SOUTHWEST RANCHES, FLA. (WSVN) - A politician in Israel has reached out to help a South Florida student who was detained in the Middle Eastern country for her political affiliation.

Tamar Zandberg aims to ensure Lara Alqasem, a Southwest Ranches resident who graduated from the University of Florida, is able to stay in the country to pursue a master’s degree in human rights.

“This is a 22-year-old student [who] came to study with a student visa,” said Israeli politician Tamar Zandberg. “She’s being detained because of her political activity in the past.”

While studying at UF, back in 2015, Alqasem was president of a pro-Palestinian group that advocated for an Israeli boycott. The movement is called Boycott, Divestment and Sanctions, or BDS.

Alqasem arrived at Ben Gurion Airport last week to pursue her master’s in human rights at Hebrew University of Jerusalem.

Shortly after landing, she was detained, even though she had been given a student visa.

“This is exactly one of the most extremist BDS organizations,” said Gilad Erdan, Israel’s minister of public security. “We don’t want to see their activists coming to Israel and trying to use our infrastructure to harm us and to destroy us.”

But Zandberg said taking Alqasem into custody was wrong.

“I thought this is a great wrongdoing for my country,” she said. “We have a responsibility to show her and the rest of the world that Israel is a liberal democracy.”

Zandberg visited Alqasem in a holding area at the airport.

“She would rather stay here, even another few days in detention, and get in eventually than go back,” said Zandberg.

Meanwhile, the student’s mother, Karen Alqasem, patiently awaits the Israeli court’s decision.

“She has to stay in a room most of the time,” she said. “They get to go out, I think, twice a day, once in the morning and once in the afternoon for a short period of time.”
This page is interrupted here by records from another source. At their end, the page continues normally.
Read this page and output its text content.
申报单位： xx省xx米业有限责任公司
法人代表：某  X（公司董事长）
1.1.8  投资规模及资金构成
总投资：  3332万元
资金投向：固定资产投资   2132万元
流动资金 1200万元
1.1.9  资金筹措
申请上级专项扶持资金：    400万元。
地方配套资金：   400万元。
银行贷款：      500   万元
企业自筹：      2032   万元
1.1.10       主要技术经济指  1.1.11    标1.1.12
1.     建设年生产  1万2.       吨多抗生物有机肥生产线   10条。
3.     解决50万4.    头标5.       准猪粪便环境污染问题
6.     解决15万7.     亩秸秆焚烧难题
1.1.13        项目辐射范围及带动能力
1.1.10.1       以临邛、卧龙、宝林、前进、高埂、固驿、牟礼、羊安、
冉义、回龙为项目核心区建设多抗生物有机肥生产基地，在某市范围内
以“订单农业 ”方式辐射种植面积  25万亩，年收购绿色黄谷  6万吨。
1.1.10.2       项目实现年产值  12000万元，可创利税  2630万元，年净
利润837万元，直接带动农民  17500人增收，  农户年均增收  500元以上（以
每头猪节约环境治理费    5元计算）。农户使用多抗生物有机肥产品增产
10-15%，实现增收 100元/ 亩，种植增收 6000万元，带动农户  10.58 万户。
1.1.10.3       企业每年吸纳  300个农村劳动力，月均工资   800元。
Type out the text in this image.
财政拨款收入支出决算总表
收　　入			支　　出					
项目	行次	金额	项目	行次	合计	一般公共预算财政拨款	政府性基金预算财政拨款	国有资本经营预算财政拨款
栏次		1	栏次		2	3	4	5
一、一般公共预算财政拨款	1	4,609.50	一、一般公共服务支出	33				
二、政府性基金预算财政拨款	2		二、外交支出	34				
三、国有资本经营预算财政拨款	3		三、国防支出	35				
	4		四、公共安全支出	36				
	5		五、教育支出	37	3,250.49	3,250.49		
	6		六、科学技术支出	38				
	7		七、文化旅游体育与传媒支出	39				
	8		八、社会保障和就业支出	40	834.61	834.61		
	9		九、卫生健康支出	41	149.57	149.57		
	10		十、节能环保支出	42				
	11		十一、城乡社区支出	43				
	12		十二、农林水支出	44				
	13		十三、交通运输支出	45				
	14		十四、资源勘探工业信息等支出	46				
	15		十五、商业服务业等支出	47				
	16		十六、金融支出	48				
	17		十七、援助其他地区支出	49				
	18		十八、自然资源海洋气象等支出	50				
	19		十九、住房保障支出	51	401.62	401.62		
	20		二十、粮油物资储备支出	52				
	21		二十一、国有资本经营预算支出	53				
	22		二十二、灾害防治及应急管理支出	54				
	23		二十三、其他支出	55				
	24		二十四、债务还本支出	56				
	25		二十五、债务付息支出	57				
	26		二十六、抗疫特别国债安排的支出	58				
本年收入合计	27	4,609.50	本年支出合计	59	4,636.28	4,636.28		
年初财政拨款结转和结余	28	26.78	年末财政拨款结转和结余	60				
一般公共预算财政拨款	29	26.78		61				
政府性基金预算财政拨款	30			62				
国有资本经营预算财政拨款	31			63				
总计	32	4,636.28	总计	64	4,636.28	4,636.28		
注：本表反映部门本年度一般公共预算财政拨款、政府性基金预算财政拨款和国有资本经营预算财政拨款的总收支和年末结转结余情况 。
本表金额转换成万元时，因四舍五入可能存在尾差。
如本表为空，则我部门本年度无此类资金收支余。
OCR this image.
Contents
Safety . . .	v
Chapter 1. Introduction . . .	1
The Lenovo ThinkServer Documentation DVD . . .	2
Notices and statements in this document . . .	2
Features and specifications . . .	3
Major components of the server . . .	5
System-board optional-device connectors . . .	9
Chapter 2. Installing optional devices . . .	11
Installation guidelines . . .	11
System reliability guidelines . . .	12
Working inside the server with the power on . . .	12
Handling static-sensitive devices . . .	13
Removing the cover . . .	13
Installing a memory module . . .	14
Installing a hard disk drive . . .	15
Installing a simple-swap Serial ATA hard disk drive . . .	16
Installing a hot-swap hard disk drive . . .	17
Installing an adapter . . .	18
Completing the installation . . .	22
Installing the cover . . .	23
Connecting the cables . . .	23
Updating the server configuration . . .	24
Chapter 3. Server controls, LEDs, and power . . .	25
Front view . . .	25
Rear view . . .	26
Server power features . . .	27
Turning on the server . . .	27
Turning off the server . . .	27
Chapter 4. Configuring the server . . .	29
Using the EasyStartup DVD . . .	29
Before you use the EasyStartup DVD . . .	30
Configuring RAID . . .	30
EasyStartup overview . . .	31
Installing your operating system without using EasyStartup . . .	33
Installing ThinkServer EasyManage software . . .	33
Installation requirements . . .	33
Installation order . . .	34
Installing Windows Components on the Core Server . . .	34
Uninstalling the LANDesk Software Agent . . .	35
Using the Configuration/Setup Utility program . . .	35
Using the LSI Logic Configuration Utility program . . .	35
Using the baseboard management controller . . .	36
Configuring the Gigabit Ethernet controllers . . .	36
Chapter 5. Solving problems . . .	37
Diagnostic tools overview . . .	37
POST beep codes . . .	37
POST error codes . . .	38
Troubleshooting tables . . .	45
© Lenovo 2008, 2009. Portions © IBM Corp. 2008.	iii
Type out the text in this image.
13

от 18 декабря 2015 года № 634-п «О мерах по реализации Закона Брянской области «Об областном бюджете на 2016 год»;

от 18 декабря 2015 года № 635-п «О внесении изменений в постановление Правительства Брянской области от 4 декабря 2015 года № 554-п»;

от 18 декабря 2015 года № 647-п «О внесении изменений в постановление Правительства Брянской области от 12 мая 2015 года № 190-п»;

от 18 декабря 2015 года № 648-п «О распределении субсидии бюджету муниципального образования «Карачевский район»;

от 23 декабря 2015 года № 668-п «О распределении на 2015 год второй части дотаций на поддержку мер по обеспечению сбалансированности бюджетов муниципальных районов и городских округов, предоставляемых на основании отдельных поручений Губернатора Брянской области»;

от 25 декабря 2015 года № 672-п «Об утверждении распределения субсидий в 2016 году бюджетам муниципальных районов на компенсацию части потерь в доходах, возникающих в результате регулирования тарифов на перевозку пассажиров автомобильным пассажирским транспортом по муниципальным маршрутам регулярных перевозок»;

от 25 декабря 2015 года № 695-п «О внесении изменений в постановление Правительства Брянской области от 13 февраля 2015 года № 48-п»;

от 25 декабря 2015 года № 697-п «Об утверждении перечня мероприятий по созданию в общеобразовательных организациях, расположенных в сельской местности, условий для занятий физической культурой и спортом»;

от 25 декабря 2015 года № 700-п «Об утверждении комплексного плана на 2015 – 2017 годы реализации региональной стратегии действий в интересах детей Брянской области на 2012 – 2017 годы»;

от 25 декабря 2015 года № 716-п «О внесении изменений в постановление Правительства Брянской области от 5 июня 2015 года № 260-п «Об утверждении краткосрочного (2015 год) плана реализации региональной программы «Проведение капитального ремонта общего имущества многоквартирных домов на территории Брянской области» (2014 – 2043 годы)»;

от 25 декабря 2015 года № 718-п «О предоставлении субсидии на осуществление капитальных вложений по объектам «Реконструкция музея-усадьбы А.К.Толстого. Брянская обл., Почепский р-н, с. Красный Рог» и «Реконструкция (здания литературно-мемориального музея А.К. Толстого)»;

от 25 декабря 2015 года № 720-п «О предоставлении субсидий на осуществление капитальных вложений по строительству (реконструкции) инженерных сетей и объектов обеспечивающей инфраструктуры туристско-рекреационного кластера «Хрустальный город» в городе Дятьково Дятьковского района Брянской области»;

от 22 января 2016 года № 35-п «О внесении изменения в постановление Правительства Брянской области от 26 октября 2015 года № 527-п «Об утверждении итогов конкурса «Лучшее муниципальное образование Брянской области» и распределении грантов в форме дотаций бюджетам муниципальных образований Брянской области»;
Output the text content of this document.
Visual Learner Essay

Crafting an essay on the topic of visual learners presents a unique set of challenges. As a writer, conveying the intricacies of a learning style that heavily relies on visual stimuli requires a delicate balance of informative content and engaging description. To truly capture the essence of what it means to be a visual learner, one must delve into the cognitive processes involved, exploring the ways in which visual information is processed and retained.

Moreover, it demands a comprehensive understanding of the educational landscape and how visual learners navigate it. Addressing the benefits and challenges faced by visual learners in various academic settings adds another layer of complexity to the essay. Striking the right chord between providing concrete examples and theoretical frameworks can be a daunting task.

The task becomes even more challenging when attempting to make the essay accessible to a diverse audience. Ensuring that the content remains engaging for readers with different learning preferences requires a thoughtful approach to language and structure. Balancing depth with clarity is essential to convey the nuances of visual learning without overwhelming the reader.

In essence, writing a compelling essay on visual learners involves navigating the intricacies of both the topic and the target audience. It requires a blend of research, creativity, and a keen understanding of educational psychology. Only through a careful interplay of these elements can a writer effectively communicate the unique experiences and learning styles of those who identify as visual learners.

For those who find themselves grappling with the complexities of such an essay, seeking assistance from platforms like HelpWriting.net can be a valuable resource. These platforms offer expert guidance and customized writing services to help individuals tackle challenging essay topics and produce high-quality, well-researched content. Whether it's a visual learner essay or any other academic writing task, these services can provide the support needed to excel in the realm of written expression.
A court in Tel Aviv will decide Alqasem’s appeal Thursday morning. If she loses the appeal, she may be put on a plane to London and then the United States.

“If this one doesn’t go through, there is further recourse,” said her mother. “If she wants to do it, I’m behind her, but of course, if she wants to come home, that’s great. I think she’ll be fine with wherever she ends up.”